Carbon budget: Germany's government dodges climate action's key figure – researcher
[Correction: Stefan Rahmstorf is head of the department for Earth System Analysis at the PIK, not the leader of the whole institution.]
The remaining carbon budget available to Germany and indeed the whole world under the terms of the Paris Climate Agreement is a crucial component of any government's climate policy – but Chancellor Angela Merkel's administration has repeatedly dodged mentioning "climate action's most important figure" in its climate package announcements, writes physicist Stefan Rahmstorf, head of the department for earth system analysis at the Potsdam Institute for Climate Research (PIK) in a guest article for Spiegel Online.
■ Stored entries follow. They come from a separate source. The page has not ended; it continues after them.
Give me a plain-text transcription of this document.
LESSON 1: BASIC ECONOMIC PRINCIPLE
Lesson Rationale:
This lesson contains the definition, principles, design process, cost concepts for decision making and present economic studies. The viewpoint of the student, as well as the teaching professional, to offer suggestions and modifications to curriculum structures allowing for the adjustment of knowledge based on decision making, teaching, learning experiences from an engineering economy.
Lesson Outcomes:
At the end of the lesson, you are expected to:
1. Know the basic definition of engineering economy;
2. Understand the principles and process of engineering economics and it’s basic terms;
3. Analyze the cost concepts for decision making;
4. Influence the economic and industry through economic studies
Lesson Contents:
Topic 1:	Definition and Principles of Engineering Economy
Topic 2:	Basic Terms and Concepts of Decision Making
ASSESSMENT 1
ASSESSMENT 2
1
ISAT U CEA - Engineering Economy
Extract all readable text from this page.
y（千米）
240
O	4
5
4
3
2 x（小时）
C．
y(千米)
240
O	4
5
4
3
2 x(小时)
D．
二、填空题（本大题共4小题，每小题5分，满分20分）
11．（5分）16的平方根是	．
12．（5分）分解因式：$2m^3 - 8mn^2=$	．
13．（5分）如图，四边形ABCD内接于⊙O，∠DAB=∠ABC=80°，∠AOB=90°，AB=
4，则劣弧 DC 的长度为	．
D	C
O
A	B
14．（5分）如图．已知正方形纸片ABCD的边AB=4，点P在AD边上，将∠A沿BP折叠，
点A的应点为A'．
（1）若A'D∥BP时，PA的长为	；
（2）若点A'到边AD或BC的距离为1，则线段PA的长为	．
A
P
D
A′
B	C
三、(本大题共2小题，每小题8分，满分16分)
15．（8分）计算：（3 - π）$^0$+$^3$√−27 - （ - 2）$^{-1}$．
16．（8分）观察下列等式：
If global warming was to be limited to about 1.5 degrees Celsius, mankind would have had a remaining budget of 580 billion tonnes of CO2 at the beginning of 2018, Rahmstorf says. Even if they were fully adhered to, Germany's climate targets mean that the country would emit another 13 billion tonnes until 2050 - a share of the remaining budget which is about twice the size of Germany's share of the global population (1.1 percent). "How does Germany's government justify its claim to having this disproportionate CO2 output?," Rahmstorf asks, arguing that the government chooses to avoid talking about these figures due to it lacking an answer.
The German climate targets stipulate that carbon emissions fall by 55 percent compared to 1990 levels by 2030, 70 percent by 2040 and that the country becomes completely climate-neutral by 2050. The reduction target for 2020 of 40 percent will likely be widely missed by a margin of 7 percentage points, according to government estimates. The new climate package is meant to ensure that future targets are met, but, according to critics, these are set too low anyway and fulfilment is by no means guaranteed through the package's measures.